I forgot to initialize a local variable, and I got no warning when I used it. Since I'm using ARC, the variable was initialized to nil, so no harm was done, but I still want a warning when I used an uninitialized value. If I disable ARC, I get the warning I expect.

NSString *foo;
NSString *baz;
if (bar) {
    foo = @"fizz";
} else {
    foo = @"buzz";
}
NSLog(@"foo: %@", foo);  // foo: (fizz|buzz)
NSLog(@"baz: %@", baz);  // baz: (null)

Without ARC:

/blah/blah/blah/Blah.m:14:18: note: initialize the variable 'foo' to silence this warning
NSString *foo;
             ^

--EDIT--

I've figured out how to make uninitialized values impossible using local blocks. This obviates the need for the warning.

Foi útil?

Solução

With ARC, pointers to Objective C objects are automatically initialized to nil, so there is no "uninitialized value" which the compiler can warn about.

Outras dicas

Clang has an option -Wuninitialized that looks like it should do what you want, but as pointed out in another answer, variables are guaranteed to be initialized to 0/nil under ARC.

Martin R is correct:

With ARC, pointers to Objective C objects are automatically initialized to nil, so there is no "uninitialized value" which the compiler can warn about.

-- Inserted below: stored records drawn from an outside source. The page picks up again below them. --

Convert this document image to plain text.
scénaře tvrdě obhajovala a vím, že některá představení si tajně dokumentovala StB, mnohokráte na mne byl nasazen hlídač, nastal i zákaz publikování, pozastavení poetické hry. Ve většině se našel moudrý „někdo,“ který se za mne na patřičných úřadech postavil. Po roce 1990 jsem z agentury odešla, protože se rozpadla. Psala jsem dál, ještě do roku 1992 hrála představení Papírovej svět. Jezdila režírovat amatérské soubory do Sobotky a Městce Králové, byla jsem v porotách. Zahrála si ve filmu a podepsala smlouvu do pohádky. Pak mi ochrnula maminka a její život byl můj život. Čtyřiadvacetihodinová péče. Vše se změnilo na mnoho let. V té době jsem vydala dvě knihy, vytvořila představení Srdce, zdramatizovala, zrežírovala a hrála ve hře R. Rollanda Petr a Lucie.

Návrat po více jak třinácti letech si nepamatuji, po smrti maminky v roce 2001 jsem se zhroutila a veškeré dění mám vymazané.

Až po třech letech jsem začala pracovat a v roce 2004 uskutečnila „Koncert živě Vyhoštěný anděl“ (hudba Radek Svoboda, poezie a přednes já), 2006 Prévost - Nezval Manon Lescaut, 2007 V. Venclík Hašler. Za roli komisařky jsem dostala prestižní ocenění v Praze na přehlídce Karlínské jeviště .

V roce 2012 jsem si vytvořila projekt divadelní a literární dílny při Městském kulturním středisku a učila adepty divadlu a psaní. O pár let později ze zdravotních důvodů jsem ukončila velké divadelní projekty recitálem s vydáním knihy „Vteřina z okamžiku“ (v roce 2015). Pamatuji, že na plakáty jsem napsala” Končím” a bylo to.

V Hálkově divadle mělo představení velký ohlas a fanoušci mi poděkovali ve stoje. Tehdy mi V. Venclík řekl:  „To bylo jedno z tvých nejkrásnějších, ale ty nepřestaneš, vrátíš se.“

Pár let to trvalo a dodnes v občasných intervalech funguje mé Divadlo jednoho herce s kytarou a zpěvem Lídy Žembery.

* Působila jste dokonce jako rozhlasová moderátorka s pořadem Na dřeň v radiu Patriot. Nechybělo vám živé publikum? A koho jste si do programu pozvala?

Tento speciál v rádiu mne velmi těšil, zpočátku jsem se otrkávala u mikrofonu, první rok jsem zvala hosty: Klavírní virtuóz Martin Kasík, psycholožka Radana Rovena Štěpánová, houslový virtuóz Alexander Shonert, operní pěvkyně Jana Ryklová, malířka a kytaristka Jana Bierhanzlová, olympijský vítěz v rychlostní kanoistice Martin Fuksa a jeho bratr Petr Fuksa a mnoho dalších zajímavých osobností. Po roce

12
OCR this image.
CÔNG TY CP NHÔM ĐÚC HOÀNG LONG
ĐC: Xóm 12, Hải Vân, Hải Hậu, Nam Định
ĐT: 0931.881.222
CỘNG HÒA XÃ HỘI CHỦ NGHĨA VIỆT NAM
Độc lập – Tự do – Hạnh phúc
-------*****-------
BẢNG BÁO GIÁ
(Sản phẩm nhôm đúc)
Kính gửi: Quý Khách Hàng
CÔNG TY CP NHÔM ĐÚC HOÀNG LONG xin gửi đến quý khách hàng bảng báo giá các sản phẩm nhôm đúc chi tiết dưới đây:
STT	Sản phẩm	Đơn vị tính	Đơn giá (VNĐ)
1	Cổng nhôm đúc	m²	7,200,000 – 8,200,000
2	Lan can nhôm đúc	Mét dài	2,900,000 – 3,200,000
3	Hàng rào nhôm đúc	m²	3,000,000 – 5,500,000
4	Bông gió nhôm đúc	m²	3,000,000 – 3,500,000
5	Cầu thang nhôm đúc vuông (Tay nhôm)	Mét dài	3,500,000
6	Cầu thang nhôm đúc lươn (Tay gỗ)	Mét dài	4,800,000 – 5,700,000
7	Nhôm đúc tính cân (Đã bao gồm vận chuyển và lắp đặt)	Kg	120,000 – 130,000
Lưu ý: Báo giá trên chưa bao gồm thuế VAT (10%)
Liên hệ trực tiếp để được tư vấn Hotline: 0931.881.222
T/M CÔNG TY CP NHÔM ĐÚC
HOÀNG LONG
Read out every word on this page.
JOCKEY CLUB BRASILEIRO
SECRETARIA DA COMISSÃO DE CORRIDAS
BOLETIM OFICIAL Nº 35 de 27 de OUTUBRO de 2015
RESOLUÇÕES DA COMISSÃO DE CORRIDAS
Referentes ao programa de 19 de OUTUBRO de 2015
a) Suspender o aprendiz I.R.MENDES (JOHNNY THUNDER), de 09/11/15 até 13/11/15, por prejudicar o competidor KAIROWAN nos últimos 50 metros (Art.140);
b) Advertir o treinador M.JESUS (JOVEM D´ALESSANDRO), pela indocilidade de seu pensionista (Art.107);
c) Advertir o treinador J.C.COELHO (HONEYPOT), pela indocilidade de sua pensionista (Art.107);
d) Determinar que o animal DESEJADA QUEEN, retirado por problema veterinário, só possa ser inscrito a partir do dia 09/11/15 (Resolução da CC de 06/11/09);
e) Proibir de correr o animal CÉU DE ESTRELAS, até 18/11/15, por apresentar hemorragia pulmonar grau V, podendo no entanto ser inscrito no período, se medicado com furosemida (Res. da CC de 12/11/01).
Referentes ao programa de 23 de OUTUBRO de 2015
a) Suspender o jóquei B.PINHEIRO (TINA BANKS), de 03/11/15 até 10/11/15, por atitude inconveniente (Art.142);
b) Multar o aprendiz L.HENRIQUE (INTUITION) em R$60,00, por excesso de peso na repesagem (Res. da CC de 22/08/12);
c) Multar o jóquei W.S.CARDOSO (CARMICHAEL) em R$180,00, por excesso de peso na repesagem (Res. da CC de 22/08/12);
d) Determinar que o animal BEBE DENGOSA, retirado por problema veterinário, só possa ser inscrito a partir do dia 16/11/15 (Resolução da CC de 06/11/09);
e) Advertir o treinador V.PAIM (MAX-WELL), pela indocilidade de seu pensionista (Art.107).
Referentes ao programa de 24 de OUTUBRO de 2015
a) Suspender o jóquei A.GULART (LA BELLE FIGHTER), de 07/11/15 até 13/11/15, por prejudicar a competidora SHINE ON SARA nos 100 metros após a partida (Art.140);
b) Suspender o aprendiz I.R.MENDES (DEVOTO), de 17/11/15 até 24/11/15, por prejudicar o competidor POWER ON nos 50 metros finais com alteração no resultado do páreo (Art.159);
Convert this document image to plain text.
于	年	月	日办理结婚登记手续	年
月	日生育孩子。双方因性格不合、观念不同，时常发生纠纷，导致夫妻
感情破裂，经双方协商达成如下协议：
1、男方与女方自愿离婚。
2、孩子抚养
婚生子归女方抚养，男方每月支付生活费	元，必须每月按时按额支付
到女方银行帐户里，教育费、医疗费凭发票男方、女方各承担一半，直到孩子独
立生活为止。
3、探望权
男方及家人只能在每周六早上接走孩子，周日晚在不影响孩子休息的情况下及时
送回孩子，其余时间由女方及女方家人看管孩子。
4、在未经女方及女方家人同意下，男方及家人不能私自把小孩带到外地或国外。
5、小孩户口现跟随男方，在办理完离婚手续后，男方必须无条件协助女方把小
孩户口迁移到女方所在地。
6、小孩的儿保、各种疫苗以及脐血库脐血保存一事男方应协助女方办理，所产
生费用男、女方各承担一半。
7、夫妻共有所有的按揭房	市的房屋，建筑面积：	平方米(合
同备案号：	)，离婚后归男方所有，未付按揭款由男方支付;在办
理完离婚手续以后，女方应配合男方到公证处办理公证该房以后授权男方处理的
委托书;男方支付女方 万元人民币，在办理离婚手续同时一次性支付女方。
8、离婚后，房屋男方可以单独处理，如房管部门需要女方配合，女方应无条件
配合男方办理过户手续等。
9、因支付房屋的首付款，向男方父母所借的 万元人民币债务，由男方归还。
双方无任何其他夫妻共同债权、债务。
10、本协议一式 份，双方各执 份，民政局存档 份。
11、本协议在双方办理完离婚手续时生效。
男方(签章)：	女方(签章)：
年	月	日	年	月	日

However, I've avoided this problem altogether by using local blocks to initialize variables. The block guarantees that all paths end in a return, which means that my variable is guaranteed to be initialized.

The example would be written thusly:

NSString *foo = ^{
    if (bar) {
        return @"fizz";
    } else {
        return @"buzz";
    }
}();
NSLog(@"foo: %@", foo);  // foo: (fizz|buzz)

The block is stack-allocated, so it doesn't incur any overhead beyond a normal function call.